There was a long pause, in which he could hear traffic. “Are you in the car?”

“Uh-huh,” she said. “Hold on a second?” Her father said something and she groaned into the phone. “My dad wants me to tell you my SAT scores.”

“Only if you want to.”

“Eight hundred math.”

“Wow.”

“And six-ninety verbal.”

“You’re kidding.”

“Nope.”

“Is this the Julia who was too distracted to do her practice tests?”

“Maybe it was easy this year,” Julia said, but he could tell she was smiling.

“I don’t believe you.”

“Zu bin !” (He loved the way she added the extra stress.) “I swear.”

They ate coquilles St.
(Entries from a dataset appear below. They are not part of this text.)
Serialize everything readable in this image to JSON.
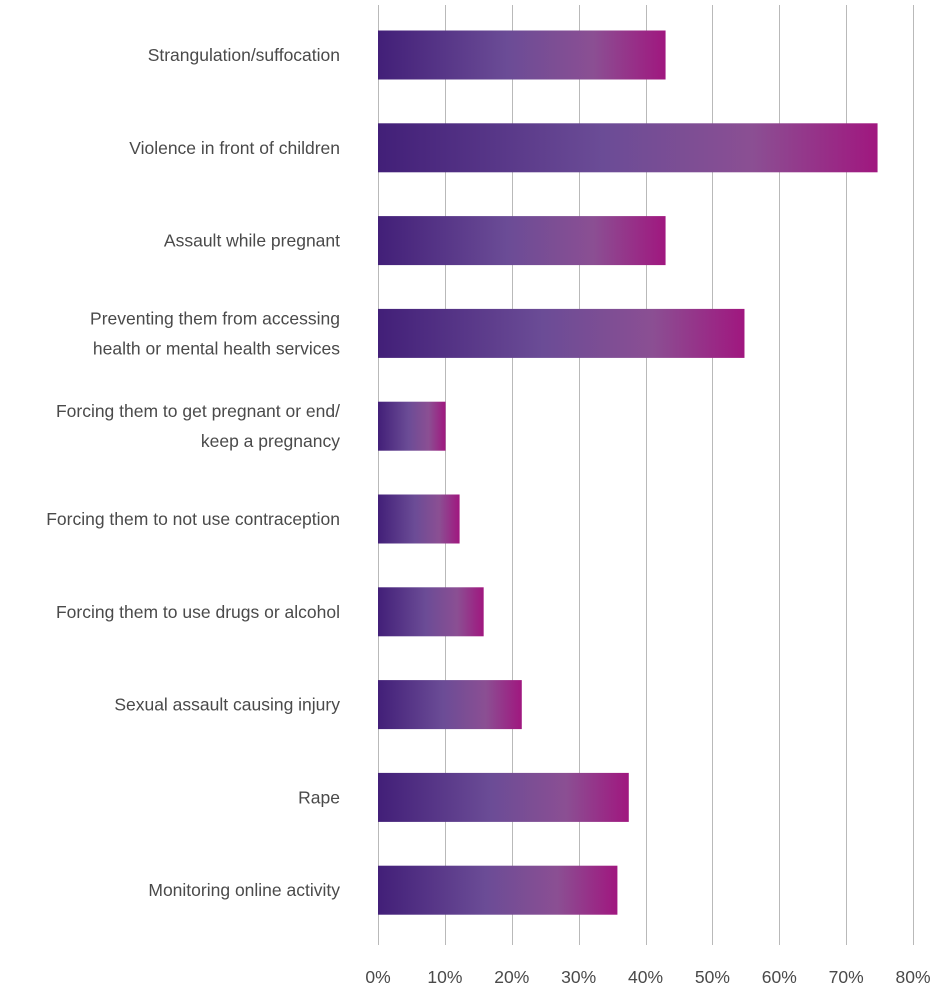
{
  "chart_data": {
    "type": "bar",
    "orientation": "horizontal",
    "categories": [
      "Strangulation/suffocation",
      "Violence in front of children",
      "Assault while pregnant",
      "Preventing them from accessing health or mental health services",
      "Forcing them to get pregnant or end/ keep a pregnancy",
      "Forcing them to not use contraception",
      "Forcing them to use drugs or alcohol",
      "Sexual assault causing injury",
      "Rape",
      "Monitoring online activity"
    ],
    "category_lines": [
      [
        "Strangulation/suffocation"
      ],
      [
        "Violence in front of children"
      ],
      [
        "Assault while pregnant"
      ],
      [
        "Preventing them from accessing",
        "health or mental health services"
      ],
      [
        "Forcing them to get pregnant or end/",
        "keep a pregnancy"
      ],
      [
        "Forcing them to not use contraception"
      ],
      [
        "Forcing them to use drugs or alcohol"
      ],
      [
        "Sexual assault causing injury"
      ],
      [
        "Rape"
      ],
      [
        "Monitoring online activity"
      ]
    ],
    "values": [
      43,
      74.7,
      43,
      54.8,
      10.1,
      12.2,
      15.8,
      21.5,
      37.5,
      35.8
    ],
    "xlim": [
      0,
      80
    ],
    "ticks": [
      0,
      10,
      20,
      30,
      40,
      50,
      60,
      70,
      80
    ],
    "tick_labels": [
      "0%",
      "10%",
      "20%",
      "30%",
      "40%",
      "50%",
      "60%",
      "70%",
      "80%"
    ],
    "grid": true,
    "bar_gradient": [
      "#421f78",
      "#6b4c96",
      "#8b4f93",
      "#a0177f"
    ],
    "gridline_color": "#b9b9b9",
    "text_color": "#4a4a4a"
  }
}
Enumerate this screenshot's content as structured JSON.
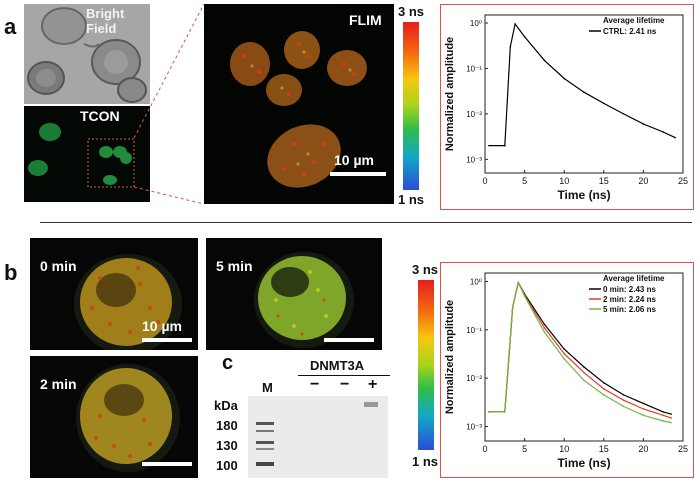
{
  "panel_a": {
    "letter": "a",
    "bright_field_label": "Bright Field",
    "tcon_label": "TCON",
    "flim_label": "FLIM",
    "scale_label": "10 µm",
    "colorbar_top": "3 ns",
    "colorbar_bottom": "1 ns"
  },
  "panel_b": {
    "letter": "b",
    "times": [
      "0 min",
      "5 min",
      "2 min"
    ],
    "scale_label": "10 µm",
    "colorbar_top": "3 ns",
    "colorbar_bottom": "1 ns"
  },
  "panel_c": {
    "letter": "c",
    "header": "DNMT3A",
    "lane_marker": "M",
    "signs": [
      "−",
      "−",
      "+"
    ],
    "unit": "kDa",
    "markers": [
      "180",
      "130",
      "100"
    ]
  },
  "chart_data": [
    {
      "type": "line",
      "xlabel": "Time (ns)",
      "ylabel": "Normalized amplitude",
      "xlim": [
        0,
        25
      ],
      "ylim": [
        0.0005,
        1.5
      ],
      "yscale": "log",
      "xticks": [
        "0",
        "5",
        "10",
        "15",
        "20",
        "25"
      ],
      "yticks": [
        "10⁰",
        "10⁻¹",
        "10⁻²",
        "10⁻³"
      ],
      "legend_title": "Average lifetime",
      "legend_position": "top-right",
      "series": [
        {
          "name": "CTRL: 2.41 ns",
          "color": "#000000",
          "x": [
            0.5,
            2.5,
            3.2,
            3.8,
            5,
            7.5,
            10,
            12.5,
            15,
            17.5,
            20,
            22.5,
            24
          ],
          "y": [
            0.002,
            0.002,
            0.3,
            0.95,
            0.5,
            0.15,
            0.06,
            0.03,
            0.017,
            0.01,
            0.006,
            0.004,
            0.003
          ]
        }
      ]
    },
    {
      "type": "line",
      "xlabel": "Time (ns)",
      "ylabel": "Normalized amplitude",
      "xlim": [
        0,
        25
      ],
      "ylim": [
        0.0005,
        1.5
      ],
      "yscale": "log",
      "xticks": [
        "0",
        "5",
        "10",
        "15",
        "20",
        "25"
      ],
      "yticks": [
        "10⁰",
        "10⁻¹",
        "10⁻²",
        "10⁻³"
      ],
      "legend_title": "Average lifetime",
      "legend_position": "top-right",
      "series": [
        {
          "name": "0 min: 2.43 ns",
          "color": "#000000",
          "x": [
            0.5,
            2.5,
            3.5,
            4.2,
            5,
            7.5,
            10,
            12.5,
            15,
            17.5,
            20,
            22.5,
            23.5
          ],
          "y": [
            0.002,
            0.002,
            0.3,
            0.95,
            0.55,
            0.13,
            0.04,
            0.017,
            0.008,
            0.0045,
            0.003,
            0.002,
            0.0018
          ]
        },
        {
          "name": "2 min: 2.24 ns",
          "color": "#e53b2e",
          "x": [
            0.5,
            2.5,
            3.5,
            4.2,
            5,
            7.5,
            10,
            12.5,
            15,
            17.5,
            20,
            22.5,
            23.5
          ],
          "y": [
            0.002,
            0.002,
            0.3,
            0.95,
            0.52,
            0.11,
            0.032,
            0.013,
            0.006,
            0.0035,
            0.0023,
            0.0017,
            0.0015
          ]
        },
        {
          "name": "5 min: 2.06 ns",
          "color": "#6fb83c",
          "x": [
            0.5,
            2.5,
            3.5,
            4.2,
            5,
            7.5,
            10,
            12.5,
            15,
            17.5,
            20,
            22.5,
            23.5
          ],
          "y": [
            0.002,
            0.002,
            0.3,
            0.95,
            0.5,
            0.09,
            0.025,
            0.009,
            0.0045,
            0.0026,
            0.0017,
            0.0013,
            0.0012
          ]
        }
      ]
    }
  ]
}
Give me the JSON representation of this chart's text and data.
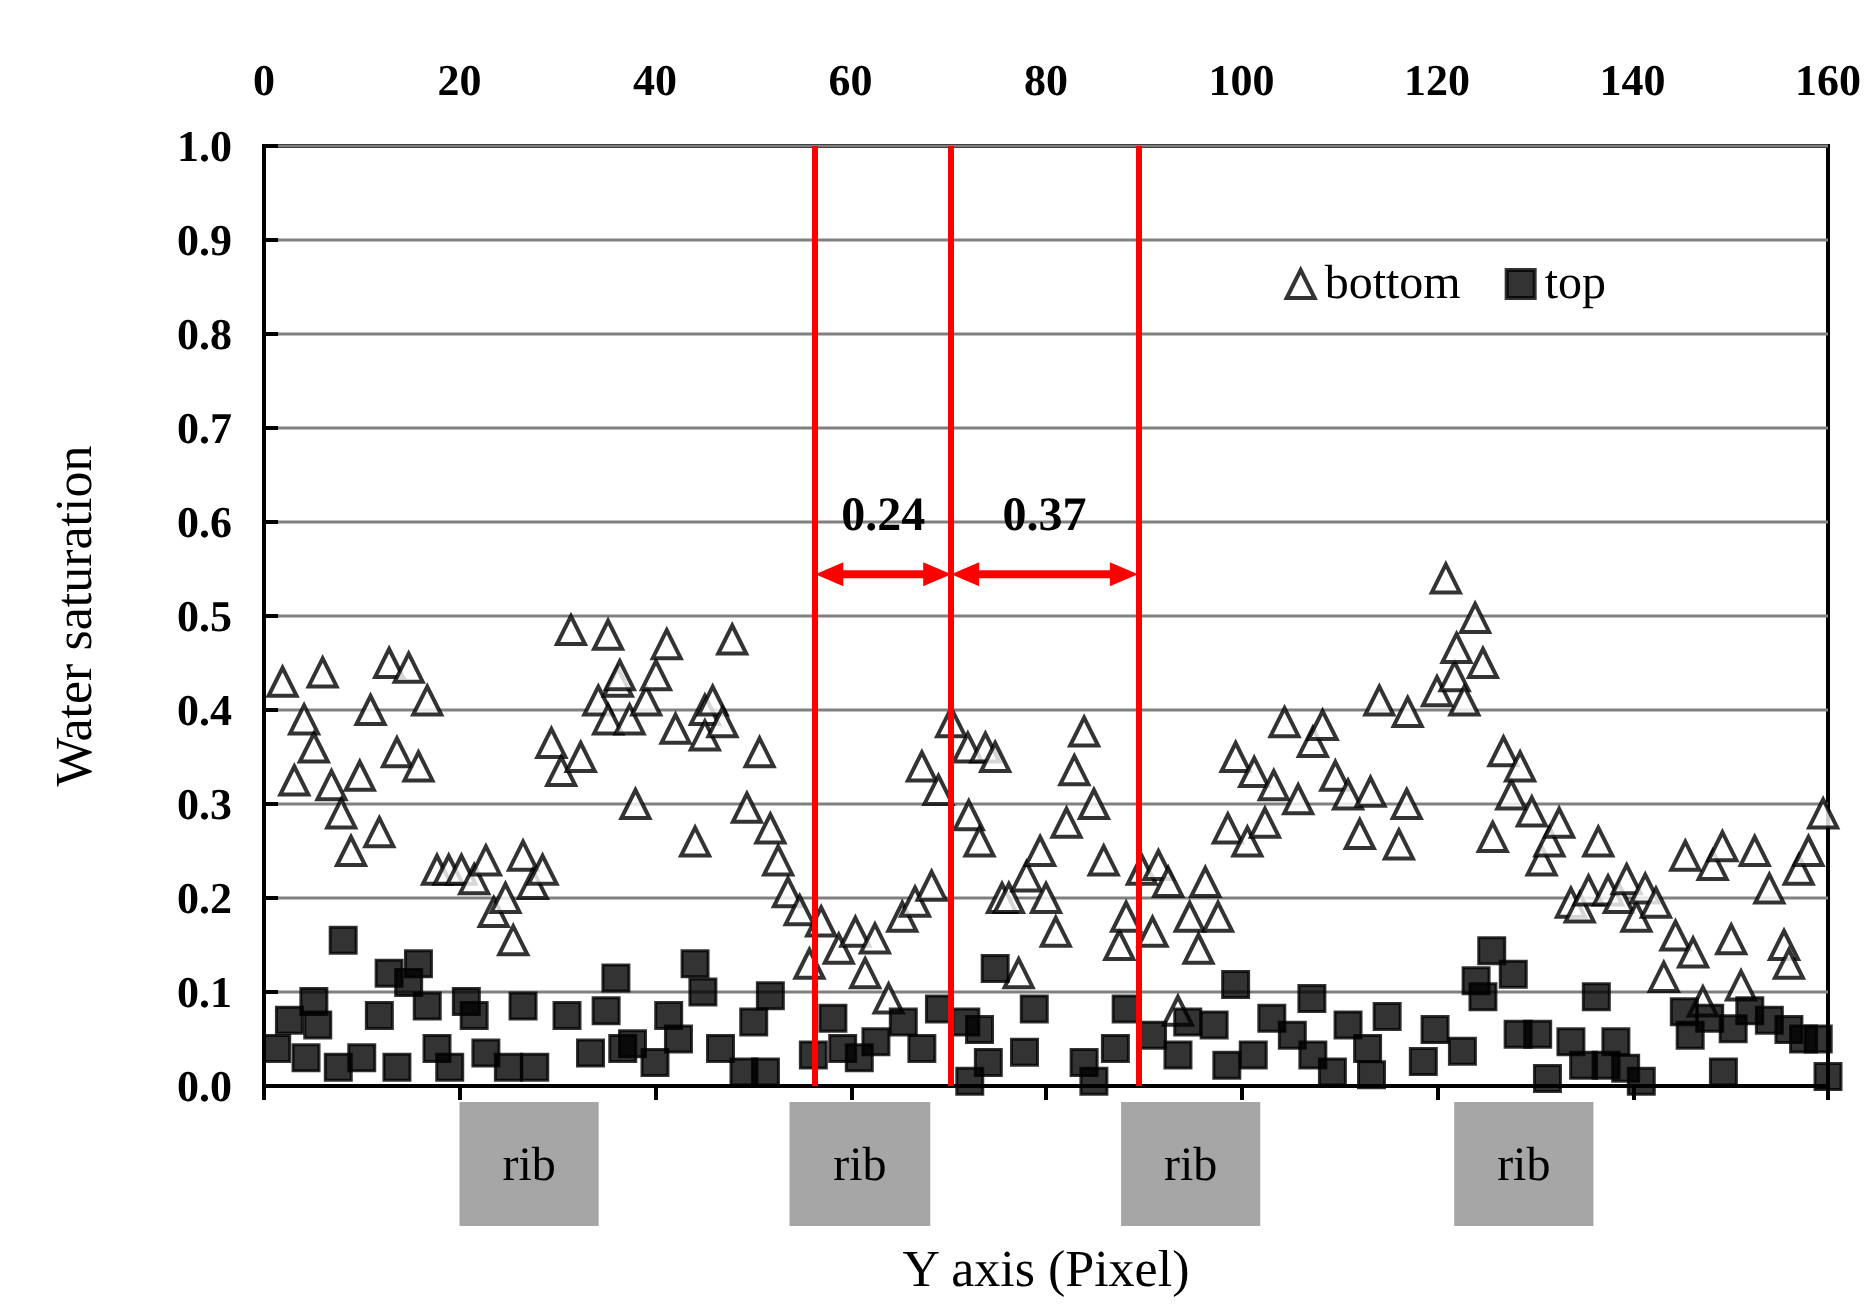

Jacques by candlelight. Julias father lit the candles himself, with a box of old-fashioned White Swan matches. Then he opened Zubin's wine and poured all three of them a full glass. Zubin took a sip; it seemed too sweet, especially with the seafood. “A toast,” said Julia's father. “To my daughter the genius.”

Zubin raised his glass. All week he’d felt an urgent need to see her; now that he was here he had a contented, peaceful feeling, only partly related to the two salty dogs he’d mixed for himself just before going out.

“Scallops are weird,” Julia said. “Do they even have heads?”

“Did any of your students do better?” her father asked.

“Only one, I think.”

“Boy or girl?”

“What does that matter?” Julia asked. She stood up suddenly: she was wearing a sundress made of blue-and-white printed Indian cotton, and she was barefoot. “I’ll be in my room if anyone needs me.”

Zubin started to get up.

“Sit,” Julia's father said. “Finish your meal. Then you can do whatever you have to do.”

“I brought your essay-the revision of your essay,” Zubin corrected himself, but she didn’t turn around. He watched her disappear down the hall to her bedroom: a pair of tan shoulders under thin, cotton straps.

“I first came to India in 1976,” her father was saying. “I flew from Moscow to Paris to meet Julia's mom, and then we went to Italy and Greece. We were deciding between India and North Africa-finally we just tossed a coin.”